Ainsi, lorsqu’un dilemme d’ordre éthique (conflits de valeurs, absence de repères, etc.) survient, la délibération devient essentielle. La délibération est une évaluation des raisons d’être des comportements à la lumière des valeurs partagées, et constitue un temps d’arrêt où l’individu s’engage dans un débat moral avec lui-même dans l’intention de formuler, pour les autres et pour lui-même, ses raisons d’agir.

En ce sens, la visée de l’éthique est de conduire l’individu à prendre une décision réfléchie et délibérée plutôt que spontanée, parce qu’elle se prend après avoir questionné ses automatismes, après s’être observé afin de sonder ses propres assises et après avoir pris en considération le sens partagé. Dans une perspective de l’éthique, cette décision doit aussi être justifiable, l’individu devant être en mesure de répondre de sa décision aux autres.

L’éthique oblige donc à demeurer modeste, puisqu’elle n’est nullement réservée aux vertueux : elle est simplement une inspiration et une méthode de raisonnement pour les êtres raisonnables de bonne volonté.

Dans une organisation, le recours à l’éthique devient nécessaire lorsqu’il y a absence de règles ou quand celles-ci sont imprécises. L’éthique constitue alors un outil d’aide à la prise de décision dans l’interprétation des règles et dans la gestion des conflits entre les différentes règles, entre les règles et certaines valeurs de même qu’entre plusieurs valeurs.

Dans un contexte de marge de manœuvre accrue, ces situations sont plus susceptibles de se produire. Par conséquent, l’éthique permet d’outiller les agents publics afin qu’ils ne soient plus que des exécutants d’une norme qui assure des valeurs qui permettent de « bien » agir en fonction uniquement des attentes de la direction. Ils deviennent plutôt des acteurs qui doivent prendre des décisions adéquates afin d’actualiser les valeurs partagées de la façon la plus juste et acceptable pour eux, pour leurs collègues, pour l’organisation et pour la population.

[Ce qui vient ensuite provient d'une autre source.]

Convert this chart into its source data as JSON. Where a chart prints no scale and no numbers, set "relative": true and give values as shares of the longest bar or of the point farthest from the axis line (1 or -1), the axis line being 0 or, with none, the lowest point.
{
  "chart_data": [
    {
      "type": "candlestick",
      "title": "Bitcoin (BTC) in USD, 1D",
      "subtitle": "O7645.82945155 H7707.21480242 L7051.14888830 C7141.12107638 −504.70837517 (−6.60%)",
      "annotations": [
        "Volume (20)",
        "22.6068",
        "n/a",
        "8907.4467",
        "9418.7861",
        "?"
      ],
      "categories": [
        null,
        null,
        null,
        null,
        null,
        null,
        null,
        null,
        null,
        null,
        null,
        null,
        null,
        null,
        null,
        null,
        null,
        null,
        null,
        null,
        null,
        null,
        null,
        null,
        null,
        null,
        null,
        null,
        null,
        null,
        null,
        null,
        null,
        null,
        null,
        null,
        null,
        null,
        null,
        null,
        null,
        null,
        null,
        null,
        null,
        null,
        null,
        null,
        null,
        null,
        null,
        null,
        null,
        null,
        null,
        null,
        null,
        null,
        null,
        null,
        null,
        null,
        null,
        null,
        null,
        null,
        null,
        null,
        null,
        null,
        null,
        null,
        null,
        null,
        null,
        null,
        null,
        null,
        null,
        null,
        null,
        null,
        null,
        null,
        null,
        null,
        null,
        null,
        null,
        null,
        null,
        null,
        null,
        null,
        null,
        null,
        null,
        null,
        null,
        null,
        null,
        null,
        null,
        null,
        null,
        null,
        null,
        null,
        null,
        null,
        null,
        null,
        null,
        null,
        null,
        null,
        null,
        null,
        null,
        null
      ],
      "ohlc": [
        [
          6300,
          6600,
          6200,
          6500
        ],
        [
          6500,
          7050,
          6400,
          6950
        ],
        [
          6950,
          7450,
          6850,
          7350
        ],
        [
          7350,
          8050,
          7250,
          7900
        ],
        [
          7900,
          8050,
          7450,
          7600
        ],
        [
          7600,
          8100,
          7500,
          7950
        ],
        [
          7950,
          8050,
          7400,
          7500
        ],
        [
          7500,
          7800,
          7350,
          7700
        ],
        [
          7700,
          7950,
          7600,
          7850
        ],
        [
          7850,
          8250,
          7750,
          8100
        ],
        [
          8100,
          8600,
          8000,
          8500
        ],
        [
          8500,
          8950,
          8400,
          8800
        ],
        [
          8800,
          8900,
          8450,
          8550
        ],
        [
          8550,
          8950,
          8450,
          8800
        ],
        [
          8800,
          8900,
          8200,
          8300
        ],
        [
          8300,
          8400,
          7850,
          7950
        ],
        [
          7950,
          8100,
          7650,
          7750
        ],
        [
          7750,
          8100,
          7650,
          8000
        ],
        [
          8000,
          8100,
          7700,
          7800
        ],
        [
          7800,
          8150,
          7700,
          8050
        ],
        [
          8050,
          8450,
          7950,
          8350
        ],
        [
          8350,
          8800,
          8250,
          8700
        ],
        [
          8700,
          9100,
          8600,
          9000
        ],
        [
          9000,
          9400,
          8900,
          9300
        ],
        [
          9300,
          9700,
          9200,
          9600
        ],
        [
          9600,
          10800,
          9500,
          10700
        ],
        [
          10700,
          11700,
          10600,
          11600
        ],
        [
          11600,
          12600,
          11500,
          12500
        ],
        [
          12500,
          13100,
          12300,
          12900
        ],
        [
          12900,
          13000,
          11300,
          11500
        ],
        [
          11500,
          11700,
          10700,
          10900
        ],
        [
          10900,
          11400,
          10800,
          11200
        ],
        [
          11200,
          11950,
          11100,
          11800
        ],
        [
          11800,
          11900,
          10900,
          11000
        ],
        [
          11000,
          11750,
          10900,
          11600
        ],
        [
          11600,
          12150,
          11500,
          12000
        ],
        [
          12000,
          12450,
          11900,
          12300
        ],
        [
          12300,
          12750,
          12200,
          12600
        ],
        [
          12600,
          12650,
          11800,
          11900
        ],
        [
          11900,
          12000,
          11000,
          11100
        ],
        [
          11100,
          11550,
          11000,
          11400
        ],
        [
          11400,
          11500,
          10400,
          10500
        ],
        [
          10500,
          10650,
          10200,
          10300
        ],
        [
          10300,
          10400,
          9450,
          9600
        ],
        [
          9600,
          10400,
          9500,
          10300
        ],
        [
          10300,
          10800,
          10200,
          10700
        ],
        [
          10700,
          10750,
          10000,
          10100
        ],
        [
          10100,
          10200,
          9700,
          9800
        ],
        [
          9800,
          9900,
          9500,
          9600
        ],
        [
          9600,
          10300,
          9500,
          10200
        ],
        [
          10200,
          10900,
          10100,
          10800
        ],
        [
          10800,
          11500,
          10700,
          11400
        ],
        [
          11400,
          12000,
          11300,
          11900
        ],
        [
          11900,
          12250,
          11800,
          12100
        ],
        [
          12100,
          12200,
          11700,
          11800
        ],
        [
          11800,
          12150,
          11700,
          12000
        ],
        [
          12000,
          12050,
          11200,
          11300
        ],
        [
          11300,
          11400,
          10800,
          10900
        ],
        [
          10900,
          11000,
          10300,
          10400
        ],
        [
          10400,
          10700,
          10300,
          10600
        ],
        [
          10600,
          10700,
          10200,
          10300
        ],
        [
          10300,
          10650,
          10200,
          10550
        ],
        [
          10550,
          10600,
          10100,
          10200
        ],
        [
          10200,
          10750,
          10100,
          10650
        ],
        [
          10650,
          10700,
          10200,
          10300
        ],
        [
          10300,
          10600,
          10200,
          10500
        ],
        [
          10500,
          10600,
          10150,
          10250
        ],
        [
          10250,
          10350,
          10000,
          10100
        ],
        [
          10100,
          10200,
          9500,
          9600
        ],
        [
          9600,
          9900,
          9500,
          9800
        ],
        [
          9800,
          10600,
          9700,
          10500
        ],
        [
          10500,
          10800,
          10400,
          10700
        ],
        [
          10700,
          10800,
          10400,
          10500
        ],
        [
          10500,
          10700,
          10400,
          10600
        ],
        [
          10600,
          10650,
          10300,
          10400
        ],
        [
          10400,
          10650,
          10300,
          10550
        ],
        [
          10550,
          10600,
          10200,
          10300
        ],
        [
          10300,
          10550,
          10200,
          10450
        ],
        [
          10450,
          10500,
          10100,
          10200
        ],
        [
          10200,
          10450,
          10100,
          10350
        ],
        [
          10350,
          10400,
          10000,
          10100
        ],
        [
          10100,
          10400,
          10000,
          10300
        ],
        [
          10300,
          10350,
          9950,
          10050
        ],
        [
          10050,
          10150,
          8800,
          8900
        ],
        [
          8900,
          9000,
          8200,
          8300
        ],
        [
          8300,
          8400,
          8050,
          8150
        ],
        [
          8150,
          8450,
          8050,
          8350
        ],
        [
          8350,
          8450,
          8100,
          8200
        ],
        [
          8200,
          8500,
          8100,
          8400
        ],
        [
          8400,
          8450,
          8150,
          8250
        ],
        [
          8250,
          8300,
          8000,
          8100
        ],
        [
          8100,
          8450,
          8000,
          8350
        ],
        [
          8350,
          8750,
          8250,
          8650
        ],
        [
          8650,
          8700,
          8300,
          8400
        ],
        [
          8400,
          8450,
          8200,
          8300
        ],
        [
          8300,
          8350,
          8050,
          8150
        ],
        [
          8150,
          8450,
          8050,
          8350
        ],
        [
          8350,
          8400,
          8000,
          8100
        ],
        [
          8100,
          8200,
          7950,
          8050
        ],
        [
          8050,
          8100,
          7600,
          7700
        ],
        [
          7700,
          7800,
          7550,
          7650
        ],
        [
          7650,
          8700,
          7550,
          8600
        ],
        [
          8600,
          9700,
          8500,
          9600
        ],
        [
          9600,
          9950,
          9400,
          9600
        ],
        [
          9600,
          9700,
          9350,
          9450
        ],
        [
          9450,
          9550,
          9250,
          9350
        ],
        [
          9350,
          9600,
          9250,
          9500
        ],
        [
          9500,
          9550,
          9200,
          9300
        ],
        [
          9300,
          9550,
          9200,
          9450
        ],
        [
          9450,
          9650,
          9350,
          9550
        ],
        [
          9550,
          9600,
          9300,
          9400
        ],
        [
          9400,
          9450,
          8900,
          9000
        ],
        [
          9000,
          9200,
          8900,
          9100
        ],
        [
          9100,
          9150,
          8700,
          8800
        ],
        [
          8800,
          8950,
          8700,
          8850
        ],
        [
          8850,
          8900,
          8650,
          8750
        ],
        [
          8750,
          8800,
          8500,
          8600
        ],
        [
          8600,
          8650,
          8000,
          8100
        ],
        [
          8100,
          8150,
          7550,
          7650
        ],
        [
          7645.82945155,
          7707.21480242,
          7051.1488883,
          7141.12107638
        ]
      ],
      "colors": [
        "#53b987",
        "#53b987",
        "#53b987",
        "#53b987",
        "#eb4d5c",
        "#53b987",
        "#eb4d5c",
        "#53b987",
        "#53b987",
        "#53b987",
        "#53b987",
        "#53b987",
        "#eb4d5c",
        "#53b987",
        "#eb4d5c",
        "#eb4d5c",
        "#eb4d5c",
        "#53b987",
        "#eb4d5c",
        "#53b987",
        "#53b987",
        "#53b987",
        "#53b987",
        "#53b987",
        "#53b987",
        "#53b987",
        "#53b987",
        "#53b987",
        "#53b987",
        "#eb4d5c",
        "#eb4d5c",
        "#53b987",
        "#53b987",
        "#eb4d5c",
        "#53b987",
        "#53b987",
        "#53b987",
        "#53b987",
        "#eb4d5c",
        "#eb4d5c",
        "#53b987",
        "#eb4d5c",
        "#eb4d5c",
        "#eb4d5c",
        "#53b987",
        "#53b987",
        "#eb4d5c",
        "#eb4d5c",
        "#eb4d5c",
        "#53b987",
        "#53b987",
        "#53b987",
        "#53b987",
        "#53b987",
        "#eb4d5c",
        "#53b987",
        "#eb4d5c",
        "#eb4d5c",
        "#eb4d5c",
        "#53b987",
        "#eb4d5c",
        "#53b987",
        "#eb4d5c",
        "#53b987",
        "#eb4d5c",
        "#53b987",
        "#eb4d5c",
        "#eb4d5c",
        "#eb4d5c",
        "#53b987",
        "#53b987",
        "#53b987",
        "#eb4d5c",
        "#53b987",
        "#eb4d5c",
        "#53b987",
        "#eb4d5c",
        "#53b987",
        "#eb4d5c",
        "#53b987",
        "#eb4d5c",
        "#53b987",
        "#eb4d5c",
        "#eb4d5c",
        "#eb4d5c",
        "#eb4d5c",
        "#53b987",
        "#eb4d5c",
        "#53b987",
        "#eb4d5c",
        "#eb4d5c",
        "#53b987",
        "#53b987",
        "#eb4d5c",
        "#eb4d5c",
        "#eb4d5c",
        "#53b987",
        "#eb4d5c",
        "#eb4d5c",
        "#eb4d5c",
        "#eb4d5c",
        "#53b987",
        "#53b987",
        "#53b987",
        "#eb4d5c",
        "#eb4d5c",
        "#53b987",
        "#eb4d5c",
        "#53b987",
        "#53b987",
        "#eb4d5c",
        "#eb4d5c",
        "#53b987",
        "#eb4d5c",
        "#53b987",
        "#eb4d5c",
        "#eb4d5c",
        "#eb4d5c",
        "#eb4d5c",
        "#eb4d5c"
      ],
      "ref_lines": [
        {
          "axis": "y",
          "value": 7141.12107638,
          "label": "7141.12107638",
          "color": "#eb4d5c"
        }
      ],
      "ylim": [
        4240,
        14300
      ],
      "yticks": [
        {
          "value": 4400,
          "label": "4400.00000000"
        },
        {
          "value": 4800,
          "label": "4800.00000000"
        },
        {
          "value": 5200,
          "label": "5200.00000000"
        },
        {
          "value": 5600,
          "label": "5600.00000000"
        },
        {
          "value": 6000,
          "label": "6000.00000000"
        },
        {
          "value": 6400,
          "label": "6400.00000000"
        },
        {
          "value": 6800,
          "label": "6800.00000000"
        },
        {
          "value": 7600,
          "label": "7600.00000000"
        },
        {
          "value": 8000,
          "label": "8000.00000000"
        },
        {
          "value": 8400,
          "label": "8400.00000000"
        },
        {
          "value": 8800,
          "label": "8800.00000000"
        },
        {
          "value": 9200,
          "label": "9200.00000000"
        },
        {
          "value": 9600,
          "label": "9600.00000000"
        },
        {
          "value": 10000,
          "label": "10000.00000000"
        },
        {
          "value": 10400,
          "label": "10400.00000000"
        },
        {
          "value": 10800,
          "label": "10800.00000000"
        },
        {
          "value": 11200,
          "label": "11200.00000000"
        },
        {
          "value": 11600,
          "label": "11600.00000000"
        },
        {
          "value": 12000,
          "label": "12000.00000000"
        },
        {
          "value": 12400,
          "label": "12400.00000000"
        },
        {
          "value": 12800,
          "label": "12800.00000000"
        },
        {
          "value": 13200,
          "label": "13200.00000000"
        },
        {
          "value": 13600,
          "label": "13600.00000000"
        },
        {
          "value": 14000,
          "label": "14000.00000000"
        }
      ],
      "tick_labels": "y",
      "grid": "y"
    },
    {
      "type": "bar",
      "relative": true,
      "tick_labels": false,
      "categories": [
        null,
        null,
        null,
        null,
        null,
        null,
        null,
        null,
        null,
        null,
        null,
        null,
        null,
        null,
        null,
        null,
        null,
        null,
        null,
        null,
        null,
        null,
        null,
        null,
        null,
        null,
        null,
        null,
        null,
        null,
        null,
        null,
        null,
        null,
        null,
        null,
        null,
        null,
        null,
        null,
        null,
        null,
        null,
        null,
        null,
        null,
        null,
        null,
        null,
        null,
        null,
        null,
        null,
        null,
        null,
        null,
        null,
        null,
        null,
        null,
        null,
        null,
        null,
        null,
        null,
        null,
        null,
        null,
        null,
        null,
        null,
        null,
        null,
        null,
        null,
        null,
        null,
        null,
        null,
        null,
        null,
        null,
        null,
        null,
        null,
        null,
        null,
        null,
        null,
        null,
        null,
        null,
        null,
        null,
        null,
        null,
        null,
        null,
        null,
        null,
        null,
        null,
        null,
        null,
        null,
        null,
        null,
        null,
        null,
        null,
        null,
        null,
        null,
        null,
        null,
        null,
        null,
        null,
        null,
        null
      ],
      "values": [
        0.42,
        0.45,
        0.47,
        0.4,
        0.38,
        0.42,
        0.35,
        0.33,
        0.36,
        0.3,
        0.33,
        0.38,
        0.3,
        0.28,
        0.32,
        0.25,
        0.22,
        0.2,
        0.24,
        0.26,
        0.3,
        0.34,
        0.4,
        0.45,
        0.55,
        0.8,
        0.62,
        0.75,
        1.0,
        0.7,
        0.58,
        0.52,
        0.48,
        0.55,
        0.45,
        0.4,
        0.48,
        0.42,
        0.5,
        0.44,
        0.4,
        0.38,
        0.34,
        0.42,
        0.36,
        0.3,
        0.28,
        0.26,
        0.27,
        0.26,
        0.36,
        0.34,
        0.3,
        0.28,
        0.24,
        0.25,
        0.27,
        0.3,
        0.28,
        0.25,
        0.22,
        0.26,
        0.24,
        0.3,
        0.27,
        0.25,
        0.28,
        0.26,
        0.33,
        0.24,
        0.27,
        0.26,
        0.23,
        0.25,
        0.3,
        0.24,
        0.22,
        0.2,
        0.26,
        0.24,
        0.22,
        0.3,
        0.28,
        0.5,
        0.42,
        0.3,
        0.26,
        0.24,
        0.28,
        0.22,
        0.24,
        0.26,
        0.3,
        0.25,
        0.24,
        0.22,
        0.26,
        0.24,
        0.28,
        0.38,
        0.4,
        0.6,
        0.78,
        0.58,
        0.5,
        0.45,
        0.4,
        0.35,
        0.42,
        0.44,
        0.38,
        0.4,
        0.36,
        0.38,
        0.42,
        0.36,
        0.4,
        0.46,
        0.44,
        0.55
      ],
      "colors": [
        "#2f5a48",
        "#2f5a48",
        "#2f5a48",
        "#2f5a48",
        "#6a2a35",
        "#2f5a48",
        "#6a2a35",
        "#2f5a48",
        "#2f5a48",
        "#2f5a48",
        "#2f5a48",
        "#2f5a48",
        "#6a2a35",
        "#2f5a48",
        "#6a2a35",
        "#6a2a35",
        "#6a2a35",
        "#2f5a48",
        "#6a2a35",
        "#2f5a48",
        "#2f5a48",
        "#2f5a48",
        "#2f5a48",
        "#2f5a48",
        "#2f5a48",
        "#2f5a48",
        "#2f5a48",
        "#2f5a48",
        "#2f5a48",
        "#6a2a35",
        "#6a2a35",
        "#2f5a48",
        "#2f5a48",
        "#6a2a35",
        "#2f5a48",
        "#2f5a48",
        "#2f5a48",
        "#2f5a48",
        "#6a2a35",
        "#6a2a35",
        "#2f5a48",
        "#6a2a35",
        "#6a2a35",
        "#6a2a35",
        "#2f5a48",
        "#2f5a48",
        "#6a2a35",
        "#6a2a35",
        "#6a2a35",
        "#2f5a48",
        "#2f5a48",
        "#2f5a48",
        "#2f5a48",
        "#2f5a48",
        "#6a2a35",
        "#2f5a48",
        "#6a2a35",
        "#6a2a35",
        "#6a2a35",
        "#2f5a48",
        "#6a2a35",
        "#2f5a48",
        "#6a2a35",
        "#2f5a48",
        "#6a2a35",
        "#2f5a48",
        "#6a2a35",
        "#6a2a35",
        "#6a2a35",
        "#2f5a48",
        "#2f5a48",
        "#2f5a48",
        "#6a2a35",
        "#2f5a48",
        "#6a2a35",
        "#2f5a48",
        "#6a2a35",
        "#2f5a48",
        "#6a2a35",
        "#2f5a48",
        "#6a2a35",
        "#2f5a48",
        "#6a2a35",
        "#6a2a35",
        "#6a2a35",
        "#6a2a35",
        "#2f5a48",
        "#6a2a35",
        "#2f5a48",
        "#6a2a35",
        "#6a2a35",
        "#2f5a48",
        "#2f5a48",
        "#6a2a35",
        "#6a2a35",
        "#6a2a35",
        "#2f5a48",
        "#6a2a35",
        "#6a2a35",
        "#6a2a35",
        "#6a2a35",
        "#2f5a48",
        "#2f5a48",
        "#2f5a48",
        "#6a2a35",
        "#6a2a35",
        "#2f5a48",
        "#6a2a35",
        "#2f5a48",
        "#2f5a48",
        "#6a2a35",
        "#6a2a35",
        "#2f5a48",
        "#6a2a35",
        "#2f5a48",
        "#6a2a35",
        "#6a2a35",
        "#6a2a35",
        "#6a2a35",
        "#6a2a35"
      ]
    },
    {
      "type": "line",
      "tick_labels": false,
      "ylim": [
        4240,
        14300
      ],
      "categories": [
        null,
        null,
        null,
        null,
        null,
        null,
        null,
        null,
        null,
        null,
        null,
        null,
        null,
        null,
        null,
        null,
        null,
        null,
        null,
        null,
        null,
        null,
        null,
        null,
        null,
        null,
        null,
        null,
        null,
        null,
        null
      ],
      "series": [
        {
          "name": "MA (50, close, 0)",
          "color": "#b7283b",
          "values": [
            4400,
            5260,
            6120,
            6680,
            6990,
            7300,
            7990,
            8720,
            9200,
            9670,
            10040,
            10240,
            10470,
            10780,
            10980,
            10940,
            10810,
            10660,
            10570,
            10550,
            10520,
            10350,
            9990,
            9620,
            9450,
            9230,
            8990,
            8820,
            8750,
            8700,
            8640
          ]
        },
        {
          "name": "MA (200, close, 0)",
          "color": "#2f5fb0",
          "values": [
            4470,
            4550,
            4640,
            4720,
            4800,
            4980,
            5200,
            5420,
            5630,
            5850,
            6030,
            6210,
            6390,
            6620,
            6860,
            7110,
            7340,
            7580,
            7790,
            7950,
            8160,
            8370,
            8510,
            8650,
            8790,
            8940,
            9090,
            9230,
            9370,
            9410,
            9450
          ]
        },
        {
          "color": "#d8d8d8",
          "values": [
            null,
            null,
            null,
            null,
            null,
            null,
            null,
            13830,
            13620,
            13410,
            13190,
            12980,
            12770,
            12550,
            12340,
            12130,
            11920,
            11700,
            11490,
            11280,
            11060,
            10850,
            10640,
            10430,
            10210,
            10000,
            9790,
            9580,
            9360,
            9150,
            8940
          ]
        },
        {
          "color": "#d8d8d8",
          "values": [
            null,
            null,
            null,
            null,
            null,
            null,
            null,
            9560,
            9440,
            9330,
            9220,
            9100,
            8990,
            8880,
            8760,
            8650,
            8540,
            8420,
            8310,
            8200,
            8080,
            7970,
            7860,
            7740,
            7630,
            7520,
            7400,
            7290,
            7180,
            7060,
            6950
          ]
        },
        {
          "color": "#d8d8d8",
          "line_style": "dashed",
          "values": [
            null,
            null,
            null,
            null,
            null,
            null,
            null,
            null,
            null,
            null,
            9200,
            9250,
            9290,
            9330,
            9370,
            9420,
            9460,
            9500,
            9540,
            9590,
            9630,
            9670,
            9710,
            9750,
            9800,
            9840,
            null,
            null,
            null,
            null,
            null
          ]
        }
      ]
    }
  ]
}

L’éthique repose sur une entente mutuelle issue de l’engagement de chacun à adopter les valeurs coconstruites et partagées, ce qui nécessite d’établir une relation de confiance entre les individus.

Contrairement à un contrat juridique ou formel, le lien qui unit les individus dans cette entente, que nous pourrions qualifier de « contrat collectif », est ténu, parce qu’il repose sur leur engagement plutôt que sur une obligation légale ou formelle. La confiance mutuelle est donc au cœur de cette entente et elle doit continuellement être renouvelée par l’actualisation des valeurs partagées dans les décisions et les actions des individus.

Puisqu’elle repose essentiellement sur la confiance, cette entente est par conséquent fragile, ce qui l’amène à faire l’objet d’une réflexion et d’un dialogue continus dans le but de faire évoluer afin de mieux refléter le sens partagé, qui évolue lui aussi.

L’éthique appelle ainsi la nécessité de questionner continuellement le sens profond que nous souhaitons donner à notre interaction sociale. Par cette réflexion et ce dialogue continus, l’éthique amène les individus à sans cesse renouveler leur engagement à poser les valeurs partagées comme références communes à l’action.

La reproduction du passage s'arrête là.